Dass Kühnert, der einst entschieden gegen eine große Koalition war, nun nicht schreit „Weg mit Nahles!“, hatte für „Welt“-Journalist Robin Alexander einen einfachen Grund: Kühnert wolle sie und die gesamte Koalition im Dezember stürzen (also nach der angekündigten Halbzeitbilanz der SPD zur Groko). Ein Sturz von Andrea Nahles heute käme – so der Journalist – zu früh für Kühnert.
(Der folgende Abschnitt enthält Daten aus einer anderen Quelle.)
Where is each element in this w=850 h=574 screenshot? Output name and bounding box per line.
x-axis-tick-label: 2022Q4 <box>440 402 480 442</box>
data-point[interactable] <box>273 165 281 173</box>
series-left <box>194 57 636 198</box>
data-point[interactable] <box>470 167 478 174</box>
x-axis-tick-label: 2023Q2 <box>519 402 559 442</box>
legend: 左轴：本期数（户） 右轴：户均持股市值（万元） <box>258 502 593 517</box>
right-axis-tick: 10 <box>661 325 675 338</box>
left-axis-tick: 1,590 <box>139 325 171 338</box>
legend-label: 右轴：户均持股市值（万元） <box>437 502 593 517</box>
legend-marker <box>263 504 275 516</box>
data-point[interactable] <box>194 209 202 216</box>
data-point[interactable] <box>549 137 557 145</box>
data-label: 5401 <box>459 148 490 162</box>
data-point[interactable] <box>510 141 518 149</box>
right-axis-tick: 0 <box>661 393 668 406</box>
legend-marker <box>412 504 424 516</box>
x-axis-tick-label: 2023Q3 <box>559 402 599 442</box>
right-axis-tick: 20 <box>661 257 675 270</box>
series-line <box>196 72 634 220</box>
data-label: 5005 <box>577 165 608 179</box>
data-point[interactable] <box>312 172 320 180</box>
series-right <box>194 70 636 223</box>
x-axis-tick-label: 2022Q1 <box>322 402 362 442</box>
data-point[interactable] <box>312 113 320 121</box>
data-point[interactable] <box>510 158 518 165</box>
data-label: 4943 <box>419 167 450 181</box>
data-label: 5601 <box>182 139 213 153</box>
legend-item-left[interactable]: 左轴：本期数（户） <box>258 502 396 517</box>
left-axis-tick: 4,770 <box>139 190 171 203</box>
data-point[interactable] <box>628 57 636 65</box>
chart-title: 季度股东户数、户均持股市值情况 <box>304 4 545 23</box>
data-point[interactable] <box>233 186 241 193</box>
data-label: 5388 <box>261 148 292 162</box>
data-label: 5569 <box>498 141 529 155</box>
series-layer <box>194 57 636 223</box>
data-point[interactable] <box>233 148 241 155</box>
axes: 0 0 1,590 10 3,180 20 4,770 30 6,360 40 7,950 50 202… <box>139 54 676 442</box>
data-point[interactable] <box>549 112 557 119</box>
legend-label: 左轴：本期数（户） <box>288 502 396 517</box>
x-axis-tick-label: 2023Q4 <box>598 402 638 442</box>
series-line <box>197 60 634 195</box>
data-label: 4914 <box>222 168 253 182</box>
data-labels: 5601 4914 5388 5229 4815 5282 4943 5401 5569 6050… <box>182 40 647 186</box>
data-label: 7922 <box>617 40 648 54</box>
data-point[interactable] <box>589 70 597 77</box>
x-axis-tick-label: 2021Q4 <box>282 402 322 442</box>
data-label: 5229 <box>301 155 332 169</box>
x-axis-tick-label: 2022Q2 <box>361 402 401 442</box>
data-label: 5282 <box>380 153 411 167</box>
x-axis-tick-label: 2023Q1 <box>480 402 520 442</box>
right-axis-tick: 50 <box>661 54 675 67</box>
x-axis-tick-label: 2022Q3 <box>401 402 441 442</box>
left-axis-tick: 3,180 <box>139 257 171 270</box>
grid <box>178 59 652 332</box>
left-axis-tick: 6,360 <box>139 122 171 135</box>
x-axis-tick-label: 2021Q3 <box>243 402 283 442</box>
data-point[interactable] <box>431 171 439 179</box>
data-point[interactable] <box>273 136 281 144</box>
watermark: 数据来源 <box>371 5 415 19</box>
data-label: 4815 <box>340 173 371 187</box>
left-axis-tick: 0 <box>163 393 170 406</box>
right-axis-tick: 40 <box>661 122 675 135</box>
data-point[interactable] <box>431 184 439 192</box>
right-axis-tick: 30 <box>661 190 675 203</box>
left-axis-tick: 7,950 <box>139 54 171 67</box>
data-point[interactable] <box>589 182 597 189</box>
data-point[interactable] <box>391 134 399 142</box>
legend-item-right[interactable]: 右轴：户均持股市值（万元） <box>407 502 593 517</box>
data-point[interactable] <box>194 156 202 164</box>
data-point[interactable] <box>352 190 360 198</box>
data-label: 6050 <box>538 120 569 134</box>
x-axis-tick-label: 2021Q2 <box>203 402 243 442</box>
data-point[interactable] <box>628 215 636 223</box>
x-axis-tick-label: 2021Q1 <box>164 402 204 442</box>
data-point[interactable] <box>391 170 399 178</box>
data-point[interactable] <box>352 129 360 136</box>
Ganz am Ende kam Maischberger noch einmal auf ihre Ausgangsfrage zurück: Haben sich die Volksparteien überlebt? Reiner Haseloff (CDU) zeigte sich überzeugt: „Die Volksparteien werden überleben.“ Satiriker Semsrott nutzte die Aussage als Vorlage: „Bei der Klimapolitik wird niemand überleben.“

Doch Sachsen-Anhalts Haseloff war mit seiner Kampfansage noch nicht fertig: „Wir sind lernfähig. Wir werden junge Leute wieder zu uns bringen.“ Ein besonderer Moment der Talkshow. Nicht nur, dass Kevin Kühnert ungläubig schmunzelte. Selbst Nico Semsrott, der nicht dafür bekannt ist, besonders fröhlich zu schauen, konnte sich ein breites Grinsen nicht verkneifen.